View Single Post
Old 08-28-12, 11:41 AM
  #16  
Homeyba
Senior Member
 
Homeyba's Avatar
 
Join Date: Jul 2009
Location: Central Coast, California
Posts: 3,370

Bikes: Colnago C-50, Calfee Dragonfly Tandem, Specialized Allez Pro, Peugeot Competition Light

Mentioned: 0 Post(s)
Tagged: 0 Thread(s)
Quoted: 0 Post(s)
Likes: 0
Liked 0 Times in 0 Posts
Originally Posted by AzTallRider
... One of the quick and easy ways of knowing whether someone you meet on a ride is going to keep up is to evaluate their cadence. There is the occasional grinder that is also fast/strong, but it is rare.
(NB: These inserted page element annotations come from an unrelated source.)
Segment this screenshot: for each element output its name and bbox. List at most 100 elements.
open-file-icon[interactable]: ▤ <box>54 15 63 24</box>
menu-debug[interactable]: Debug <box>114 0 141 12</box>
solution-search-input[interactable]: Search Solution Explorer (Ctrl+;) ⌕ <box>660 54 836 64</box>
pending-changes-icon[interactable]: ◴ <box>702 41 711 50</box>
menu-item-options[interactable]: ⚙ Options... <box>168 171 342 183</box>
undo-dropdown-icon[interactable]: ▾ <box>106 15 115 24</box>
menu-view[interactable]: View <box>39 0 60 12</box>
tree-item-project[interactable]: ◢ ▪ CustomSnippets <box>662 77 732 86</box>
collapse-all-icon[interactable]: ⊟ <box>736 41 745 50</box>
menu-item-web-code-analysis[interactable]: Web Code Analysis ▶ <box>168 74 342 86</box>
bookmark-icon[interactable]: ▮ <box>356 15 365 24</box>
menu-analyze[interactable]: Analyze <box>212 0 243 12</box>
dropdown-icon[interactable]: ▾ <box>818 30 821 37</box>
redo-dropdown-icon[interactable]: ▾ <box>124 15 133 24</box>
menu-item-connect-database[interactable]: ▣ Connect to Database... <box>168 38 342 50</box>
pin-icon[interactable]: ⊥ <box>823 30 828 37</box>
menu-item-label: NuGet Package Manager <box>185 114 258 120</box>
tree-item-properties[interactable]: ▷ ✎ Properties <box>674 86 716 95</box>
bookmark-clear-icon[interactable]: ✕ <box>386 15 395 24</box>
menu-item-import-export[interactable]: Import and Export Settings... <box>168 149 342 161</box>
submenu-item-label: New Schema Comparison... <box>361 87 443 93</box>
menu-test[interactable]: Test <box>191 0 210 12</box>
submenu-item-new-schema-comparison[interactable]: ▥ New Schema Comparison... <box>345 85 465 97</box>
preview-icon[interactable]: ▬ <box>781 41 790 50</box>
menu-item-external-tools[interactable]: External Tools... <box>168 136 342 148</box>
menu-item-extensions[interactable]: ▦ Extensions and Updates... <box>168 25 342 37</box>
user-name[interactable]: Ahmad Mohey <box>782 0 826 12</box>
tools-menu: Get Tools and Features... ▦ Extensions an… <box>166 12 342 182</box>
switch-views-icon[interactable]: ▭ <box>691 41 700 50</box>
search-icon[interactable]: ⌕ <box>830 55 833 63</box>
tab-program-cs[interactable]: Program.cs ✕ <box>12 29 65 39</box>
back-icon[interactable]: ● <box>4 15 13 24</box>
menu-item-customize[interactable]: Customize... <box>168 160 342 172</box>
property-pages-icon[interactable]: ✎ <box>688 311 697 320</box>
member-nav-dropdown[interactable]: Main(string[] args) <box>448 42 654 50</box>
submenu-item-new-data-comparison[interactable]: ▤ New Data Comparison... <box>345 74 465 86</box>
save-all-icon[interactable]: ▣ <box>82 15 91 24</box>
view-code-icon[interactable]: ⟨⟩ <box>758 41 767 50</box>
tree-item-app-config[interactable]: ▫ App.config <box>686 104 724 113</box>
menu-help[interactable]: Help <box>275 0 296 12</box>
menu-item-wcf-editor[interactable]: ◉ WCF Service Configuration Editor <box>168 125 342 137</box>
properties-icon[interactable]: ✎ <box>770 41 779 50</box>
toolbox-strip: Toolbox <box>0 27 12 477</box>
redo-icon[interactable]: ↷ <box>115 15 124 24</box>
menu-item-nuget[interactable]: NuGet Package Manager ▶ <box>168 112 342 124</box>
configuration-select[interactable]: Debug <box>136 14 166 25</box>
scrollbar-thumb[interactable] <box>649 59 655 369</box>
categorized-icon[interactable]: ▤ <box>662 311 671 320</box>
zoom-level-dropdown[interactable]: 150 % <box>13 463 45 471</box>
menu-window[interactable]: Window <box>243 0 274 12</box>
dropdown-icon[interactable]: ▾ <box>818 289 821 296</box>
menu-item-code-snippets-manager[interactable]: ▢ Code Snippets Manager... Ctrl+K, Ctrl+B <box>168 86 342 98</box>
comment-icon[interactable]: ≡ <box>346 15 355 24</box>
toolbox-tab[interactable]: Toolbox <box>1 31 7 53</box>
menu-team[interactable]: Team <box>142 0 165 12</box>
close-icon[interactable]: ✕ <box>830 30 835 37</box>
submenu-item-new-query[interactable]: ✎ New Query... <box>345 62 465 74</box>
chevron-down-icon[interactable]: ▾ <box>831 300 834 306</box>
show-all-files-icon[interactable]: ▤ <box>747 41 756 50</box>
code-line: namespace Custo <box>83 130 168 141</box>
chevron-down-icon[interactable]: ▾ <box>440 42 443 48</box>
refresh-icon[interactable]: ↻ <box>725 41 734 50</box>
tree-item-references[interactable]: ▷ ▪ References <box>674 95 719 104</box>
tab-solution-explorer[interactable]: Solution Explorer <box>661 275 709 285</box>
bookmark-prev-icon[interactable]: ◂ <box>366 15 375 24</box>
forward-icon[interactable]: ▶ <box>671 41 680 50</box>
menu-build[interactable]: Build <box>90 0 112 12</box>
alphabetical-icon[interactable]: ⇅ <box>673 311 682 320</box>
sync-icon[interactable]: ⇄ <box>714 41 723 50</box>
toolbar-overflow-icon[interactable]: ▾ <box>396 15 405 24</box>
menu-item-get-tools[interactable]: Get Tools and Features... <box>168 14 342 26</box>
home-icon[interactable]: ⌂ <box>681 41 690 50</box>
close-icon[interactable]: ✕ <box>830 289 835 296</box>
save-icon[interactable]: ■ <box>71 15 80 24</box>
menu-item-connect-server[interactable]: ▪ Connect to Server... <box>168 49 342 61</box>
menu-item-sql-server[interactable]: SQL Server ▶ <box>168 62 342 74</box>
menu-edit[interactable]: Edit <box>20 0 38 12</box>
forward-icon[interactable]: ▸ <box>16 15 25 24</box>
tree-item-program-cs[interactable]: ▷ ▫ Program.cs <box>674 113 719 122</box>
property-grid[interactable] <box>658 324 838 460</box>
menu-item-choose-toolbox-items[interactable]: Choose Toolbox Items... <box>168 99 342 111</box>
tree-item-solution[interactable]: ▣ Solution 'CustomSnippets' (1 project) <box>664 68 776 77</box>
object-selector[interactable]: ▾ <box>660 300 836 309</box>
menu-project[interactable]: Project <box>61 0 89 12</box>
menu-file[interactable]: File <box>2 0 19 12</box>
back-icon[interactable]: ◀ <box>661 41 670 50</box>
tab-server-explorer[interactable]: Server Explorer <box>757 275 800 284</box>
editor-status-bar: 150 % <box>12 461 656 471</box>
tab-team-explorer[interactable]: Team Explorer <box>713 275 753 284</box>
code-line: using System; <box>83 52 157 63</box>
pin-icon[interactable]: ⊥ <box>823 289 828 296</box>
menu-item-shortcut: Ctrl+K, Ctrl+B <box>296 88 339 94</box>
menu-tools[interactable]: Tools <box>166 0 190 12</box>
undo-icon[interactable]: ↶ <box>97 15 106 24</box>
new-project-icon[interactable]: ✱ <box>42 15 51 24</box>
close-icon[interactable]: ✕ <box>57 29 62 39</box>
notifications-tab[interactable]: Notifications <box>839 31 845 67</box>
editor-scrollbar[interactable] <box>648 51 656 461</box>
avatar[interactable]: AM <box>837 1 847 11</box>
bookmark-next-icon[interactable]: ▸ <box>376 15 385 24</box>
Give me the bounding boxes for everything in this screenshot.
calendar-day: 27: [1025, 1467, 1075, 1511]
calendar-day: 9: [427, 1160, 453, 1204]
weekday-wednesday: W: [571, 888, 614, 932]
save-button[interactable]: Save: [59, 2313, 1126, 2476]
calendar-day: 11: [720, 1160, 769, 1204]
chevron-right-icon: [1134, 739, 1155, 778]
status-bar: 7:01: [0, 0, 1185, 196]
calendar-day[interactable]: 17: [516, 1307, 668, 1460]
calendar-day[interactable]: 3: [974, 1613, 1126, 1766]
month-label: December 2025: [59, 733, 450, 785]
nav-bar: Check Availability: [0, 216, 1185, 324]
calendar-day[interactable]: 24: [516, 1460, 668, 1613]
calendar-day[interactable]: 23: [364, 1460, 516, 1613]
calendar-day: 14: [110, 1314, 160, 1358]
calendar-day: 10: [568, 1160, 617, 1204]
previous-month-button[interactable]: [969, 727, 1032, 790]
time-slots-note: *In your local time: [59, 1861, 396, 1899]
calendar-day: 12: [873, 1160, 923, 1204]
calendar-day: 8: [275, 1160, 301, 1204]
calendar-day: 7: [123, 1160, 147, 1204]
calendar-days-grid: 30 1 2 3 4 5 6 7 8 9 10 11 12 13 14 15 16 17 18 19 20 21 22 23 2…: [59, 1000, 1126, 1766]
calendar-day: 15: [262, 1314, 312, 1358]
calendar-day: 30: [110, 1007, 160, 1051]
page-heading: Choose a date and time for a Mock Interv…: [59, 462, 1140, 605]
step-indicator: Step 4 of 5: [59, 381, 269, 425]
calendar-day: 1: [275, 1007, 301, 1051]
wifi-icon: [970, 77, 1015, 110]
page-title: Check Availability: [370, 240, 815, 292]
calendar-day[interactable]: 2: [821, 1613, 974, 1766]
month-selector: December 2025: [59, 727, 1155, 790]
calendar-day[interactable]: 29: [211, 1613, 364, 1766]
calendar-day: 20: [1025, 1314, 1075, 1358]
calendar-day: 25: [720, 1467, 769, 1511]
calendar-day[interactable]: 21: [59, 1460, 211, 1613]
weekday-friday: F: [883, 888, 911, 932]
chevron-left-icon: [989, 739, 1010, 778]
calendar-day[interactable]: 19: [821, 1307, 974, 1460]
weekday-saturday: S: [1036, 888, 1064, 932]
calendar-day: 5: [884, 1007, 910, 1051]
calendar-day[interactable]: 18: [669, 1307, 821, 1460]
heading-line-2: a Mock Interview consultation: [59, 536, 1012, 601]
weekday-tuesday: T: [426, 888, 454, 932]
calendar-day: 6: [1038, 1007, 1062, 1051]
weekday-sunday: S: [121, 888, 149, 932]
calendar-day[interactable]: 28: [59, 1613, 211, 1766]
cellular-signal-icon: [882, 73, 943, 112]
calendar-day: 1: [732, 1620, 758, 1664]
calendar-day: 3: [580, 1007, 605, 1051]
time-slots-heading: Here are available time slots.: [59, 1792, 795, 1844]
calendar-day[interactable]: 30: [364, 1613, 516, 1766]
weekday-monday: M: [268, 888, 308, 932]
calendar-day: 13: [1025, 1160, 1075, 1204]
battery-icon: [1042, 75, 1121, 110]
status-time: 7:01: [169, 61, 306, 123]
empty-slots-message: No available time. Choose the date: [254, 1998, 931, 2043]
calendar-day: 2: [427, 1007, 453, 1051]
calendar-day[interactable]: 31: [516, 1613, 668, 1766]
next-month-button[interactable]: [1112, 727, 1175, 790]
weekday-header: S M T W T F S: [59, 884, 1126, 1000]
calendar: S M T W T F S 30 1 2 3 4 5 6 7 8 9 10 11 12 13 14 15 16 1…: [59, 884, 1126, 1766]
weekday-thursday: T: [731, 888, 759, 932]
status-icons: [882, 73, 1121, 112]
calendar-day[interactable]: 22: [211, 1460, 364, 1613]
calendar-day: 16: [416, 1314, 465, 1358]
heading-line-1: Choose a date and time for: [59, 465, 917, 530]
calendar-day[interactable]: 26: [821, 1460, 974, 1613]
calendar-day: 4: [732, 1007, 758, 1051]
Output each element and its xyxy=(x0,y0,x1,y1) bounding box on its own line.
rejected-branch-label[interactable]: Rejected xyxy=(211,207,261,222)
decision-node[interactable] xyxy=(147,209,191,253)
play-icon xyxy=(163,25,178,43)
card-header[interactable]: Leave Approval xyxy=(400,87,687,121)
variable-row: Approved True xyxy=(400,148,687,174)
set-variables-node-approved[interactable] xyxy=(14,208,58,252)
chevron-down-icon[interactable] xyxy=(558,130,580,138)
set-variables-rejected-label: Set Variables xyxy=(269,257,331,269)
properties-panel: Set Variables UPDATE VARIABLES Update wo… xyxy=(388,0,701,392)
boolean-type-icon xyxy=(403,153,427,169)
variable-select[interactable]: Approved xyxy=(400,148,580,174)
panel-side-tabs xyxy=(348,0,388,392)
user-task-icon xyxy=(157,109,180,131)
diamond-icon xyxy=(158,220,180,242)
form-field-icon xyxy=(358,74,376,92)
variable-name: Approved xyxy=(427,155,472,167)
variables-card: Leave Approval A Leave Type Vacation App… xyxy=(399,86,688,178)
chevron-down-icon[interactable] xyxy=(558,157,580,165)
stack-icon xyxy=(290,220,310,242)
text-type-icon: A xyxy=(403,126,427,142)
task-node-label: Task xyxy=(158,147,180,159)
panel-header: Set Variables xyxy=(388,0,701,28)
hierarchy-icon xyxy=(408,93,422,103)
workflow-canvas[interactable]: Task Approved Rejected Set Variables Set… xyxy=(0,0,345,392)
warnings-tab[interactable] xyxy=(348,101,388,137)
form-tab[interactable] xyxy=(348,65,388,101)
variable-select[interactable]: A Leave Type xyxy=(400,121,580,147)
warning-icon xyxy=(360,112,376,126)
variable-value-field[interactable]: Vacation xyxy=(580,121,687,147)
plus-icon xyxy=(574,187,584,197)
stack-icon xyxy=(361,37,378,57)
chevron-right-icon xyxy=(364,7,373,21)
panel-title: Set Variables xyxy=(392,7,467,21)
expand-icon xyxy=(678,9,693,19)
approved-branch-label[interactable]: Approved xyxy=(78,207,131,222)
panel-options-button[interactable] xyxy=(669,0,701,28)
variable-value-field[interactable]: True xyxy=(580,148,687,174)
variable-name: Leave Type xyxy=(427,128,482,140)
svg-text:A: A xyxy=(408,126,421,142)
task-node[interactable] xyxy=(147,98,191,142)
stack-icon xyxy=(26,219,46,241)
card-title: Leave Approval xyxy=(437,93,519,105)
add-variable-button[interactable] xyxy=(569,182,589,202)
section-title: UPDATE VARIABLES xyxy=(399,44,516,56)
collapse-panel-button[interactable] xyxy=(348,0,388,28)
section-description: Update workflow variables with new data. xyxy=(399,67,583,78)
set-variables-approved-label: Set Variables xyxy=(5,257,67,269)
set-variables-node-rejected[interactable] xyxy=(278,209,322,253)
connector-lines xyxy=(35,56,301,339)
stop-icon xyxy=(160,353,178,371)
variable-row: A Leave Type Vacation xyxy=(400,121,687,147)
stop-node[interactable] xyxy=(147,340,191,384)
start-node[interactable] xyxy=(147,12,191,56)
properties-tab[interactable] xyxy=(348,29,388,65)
I'd probably qualify as one of those but in truth my cadence is all over the place depending on what I'm doing. I run pretty big gears sometimes (60/11) but not all the time. It just depends on what I'm doing. That's why I have a box of chainrings and cassettes that I liberally swap in and out depending on the event that I'm doing. If you show up at an ultra-distance race, I'm not too unusual there. There is some science that says the most efficient cadence is 60rpm+/-. You see a lot of long distance racers run big gears so that we can put it in that big gear and actually recover on the bike. I can put it in that big gear and cruise at 25+mph across Kansas but when I'm climbing in the Rockies or Appalachians I prefer to spin at a much higher cadence.